Denizde balık olduğunu yatırım yaptıklarını ancak bu sefer
denizanası engeliyle karşılaştıklarına dikkati çeken Aksu, "Kasım
aralıka kadar sürerse küçük ölçekli balıkçı kendini çevirecek
durumu kalmayacak. Müsilaj için destek verilecek ama bunun
gerçekten bize faydası olacak boyutta olması gerekiyor. Kredi
çekmek istiyoruz kredi alamıyoruz. Müsilaj tekrar ortaya çıkabilir.
Ne yapacağımızı şaşırdık. En yiyisi Marmara Denizi'ni balıkçıya
kapatalım gitsin." diye konuştu.
"Denizanasının yumurtasını yiyecek balıkları avlayan biziz"
Marmara Denizi Eylem Planı Bilim ve Teknik Kurulu Üyesi Prof. Dr.
Mustafa Sarı ise bir taraftan deniz suyu sıcaklıklarının rekor
kırdığını yani denizlerin ısındığını, öte yandan da hız kesmeden
denizlerin kirletildiğini vurgulayarak, şunları kaydetti:
"Yani denizin azot ve fosfor yükü artıyor. Buna bağlı olarak
plankton patlamaları yaşanıyor. Bu durum denizanaları gibi türler
için ideal üreme, çoğalma fırsatı sunuyor. Denizanalarının
popülasyonunu kontrol edecek büyük balıkları ise çoktan avladık.
Marmara'da avlanan toplam balığın yüzde 90'ı hamsi, istavrit,
sardalya gibi küçük pelajikler. Yani büyük balık kalmadı
Marmara'da. Özetle denizle kurduğumuz yanlış ilişki devam ediyor.
Burada ana faktör deniz suyu sıcaklıklarının artışı gibi gözükse de
aslında suçlu biziz. Kontrol edemediğimiz iklime suçu atarak
kendimizi temize çıkarma denemeleri boşuna. Çünkü kirleten biziz.
Denizanası için ortamı uygun hale getiren biziz.
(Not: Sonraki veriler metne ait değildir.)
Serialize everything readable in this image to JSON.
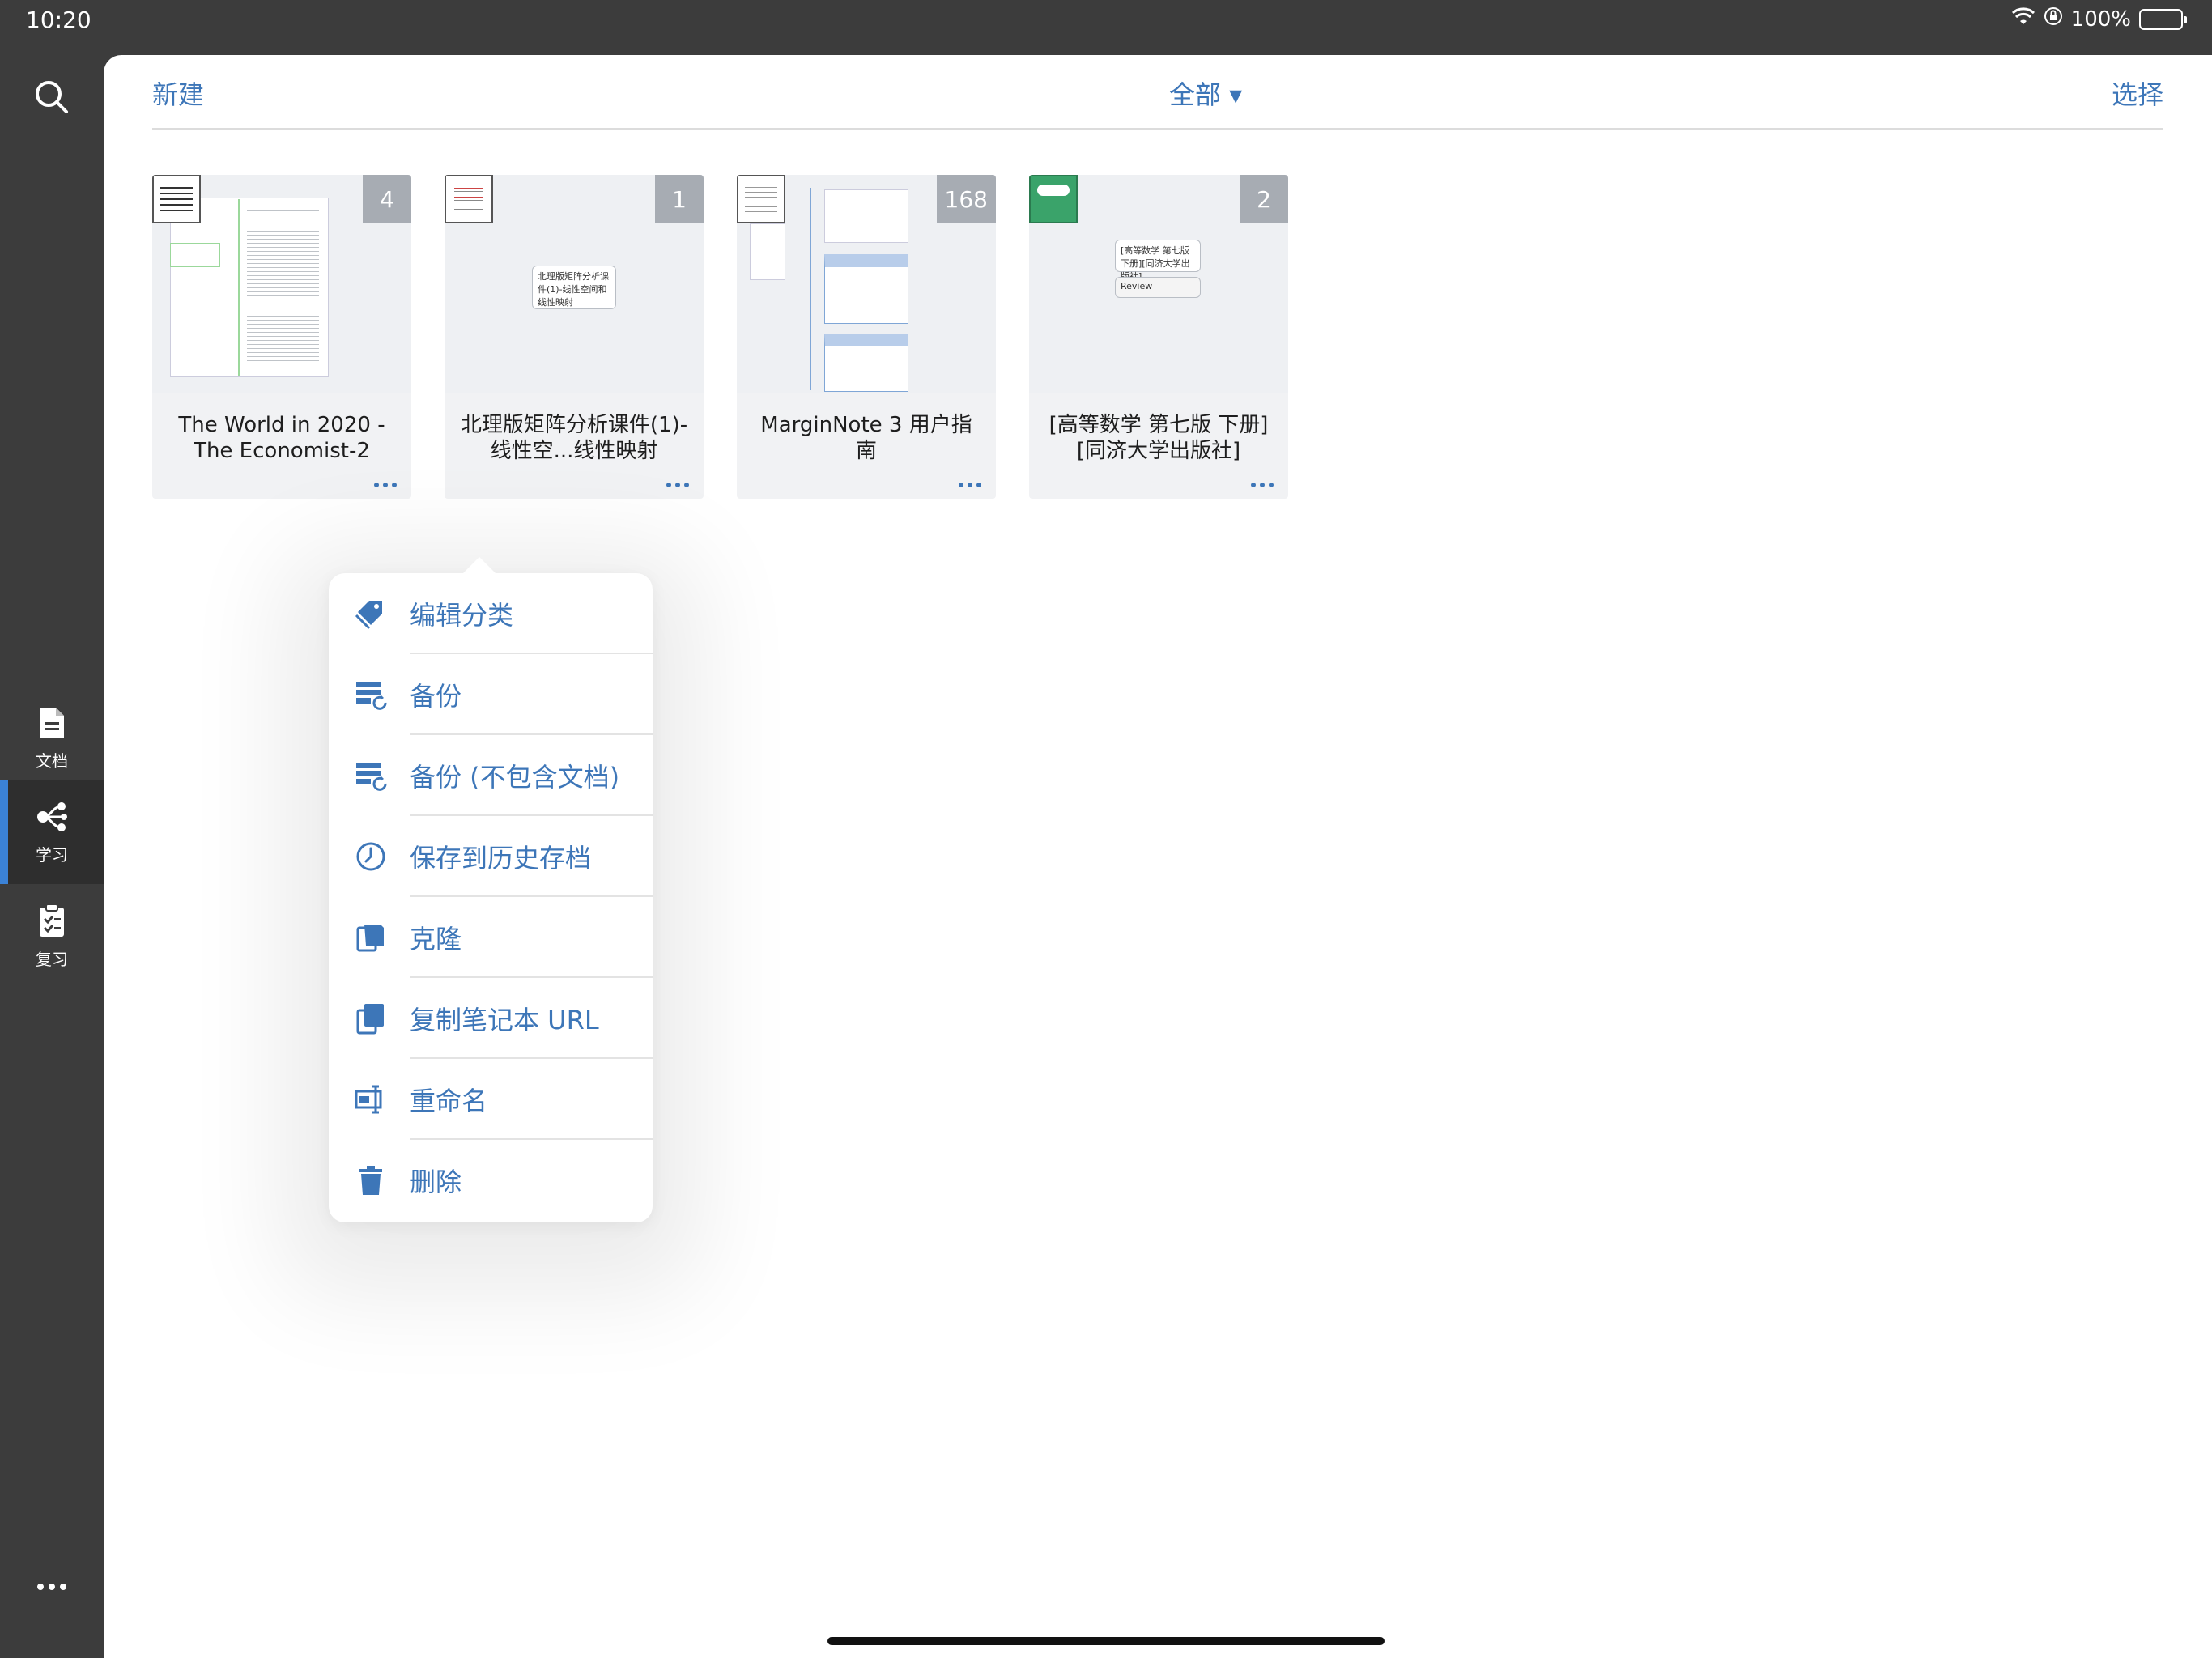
{
  "status": {
    "time": "10:20",
    "battery": "100%",
    "icons": [
      "wifi-icon",
      "orientation-lock-icon",
      "battery-icon"
    ]
  },
  "sidebar": {
    "search_icon": "search-icon",
    "items": [
      {
        "label": "文档",
        "icon": "document-icon",
        "active": false
      },
      {
        "label": "学习",
        "icon": "mindmap-icon",
        "active": true
      },
      {
        "label": "复习",
        "icon": "clipboard-check-icon",
        "active": false
      }
    ],
    "more_icon": "more-horizontal-icon"
  },
  "toolbar": {
    "new_label": "新建",
    "filter_label": "全部 ▾",
    "select_label": "选择"
  },
  "notebooks": [
    {
      "title": "The World in 2020 - The Economist-2",
      "count": "4"
    },
    {
      "title": "北理版矩阵分析课件(1)-线性空...线性映射",
      "count": "1"
    },
    {
      "title": "MarginNote 3 用户指南",
      "count": "168"
    },
    {
      "title": "[高等数学 第七版 下册][同济大学出版社]",
      "count": "2"
    }
  ],
  "thumb_notes": {
    "n2": "北理版矩阵分析课件(1)-线性空间和线性映射",
    "n4a": "[高等数学 第七版 下册][同济大学出版社]",
    "n4b": "Review"
  },
  "context_menu": {
    "items": [
      {
        "label": "编辑分类",
        "icon": "tag-icon"
      },
      {
        "label": "备份",
        "icon": "backup-icon"
      },
      {
        "label": "备份 (不包含文档)",
        "icon": "backup-no-docs-icon"
      },
      {
        "label": "保存到历史存档",
        "icon": "history-clock-icon"
      },
      {
        "label": "克隆",
        "icon": "clone-icon"
      },
      {
        "label": "复制笔记本 URL",
        "icon": "copy-url-icon"
      },
      {
        "label": "重命名",
        "icon": "rename-icon"
      },
      {
        "label": "删除",
        "icon": "trash-icon"
      }
    ]
  },
  "colors": {
    "accent": "#3d76b8",
    "sidebar_bg": "#3c3c3c",
    "active_indicator": "#3b82d6",
    "badge_bg": "#a7acb3"
  }
}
Denizanasını,
yumurtasını, larvasını yiyerek popülasyonunu azaltacak balıkları
avlayan biziz."
Çarenin denizle kurulan yanlış ilişkiyi düzeltmek olduğunu belirten
Aksu, "Bir litre bile atık suyu arıtmadan denize bırakmamalıyız.
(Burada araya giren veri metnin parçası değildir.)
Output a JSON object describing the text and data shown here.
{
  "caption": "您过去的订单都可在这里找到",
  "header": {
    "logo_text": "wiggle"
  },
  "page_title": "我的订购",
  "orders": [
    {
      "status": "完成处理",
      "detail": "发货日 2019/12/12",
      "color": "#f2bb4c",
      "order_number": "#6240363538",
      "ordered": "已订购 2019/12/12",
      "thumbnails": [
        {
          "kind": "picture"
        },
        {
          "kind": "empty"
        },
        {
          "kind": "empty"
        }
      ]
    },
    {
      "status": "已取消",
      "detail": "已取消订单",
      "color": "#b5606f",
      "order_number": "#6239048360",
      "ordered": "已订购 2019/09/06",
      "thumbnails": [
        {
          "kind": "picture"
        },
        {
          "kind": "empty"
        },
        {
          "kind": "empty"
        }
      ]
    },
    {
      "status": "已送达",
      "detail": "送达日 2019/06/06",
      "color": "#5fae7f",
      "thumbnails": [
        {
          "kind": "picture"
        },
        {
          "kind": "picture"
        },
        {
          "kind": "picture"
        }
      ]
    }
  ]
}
Marmara Denizi özel, kırılgan ve müsilaj yüzünden ağır yaralı bir
deniz şu anda. Ekosistem esaslı balıkçılık yönetimi uygulamalarına
geçmek zorundayız bütün denizlerimizde. Belli boydan büyük
teknelerin, ağların Marmara'da kullanılmasını sınırlandırmamız
lazım. Deniz kirliliğini ve avcılığı kontrol altına aldığımızda
denizanası popülasyonları kendiliğinden azalıp, dengeye
gelecektir." dedi.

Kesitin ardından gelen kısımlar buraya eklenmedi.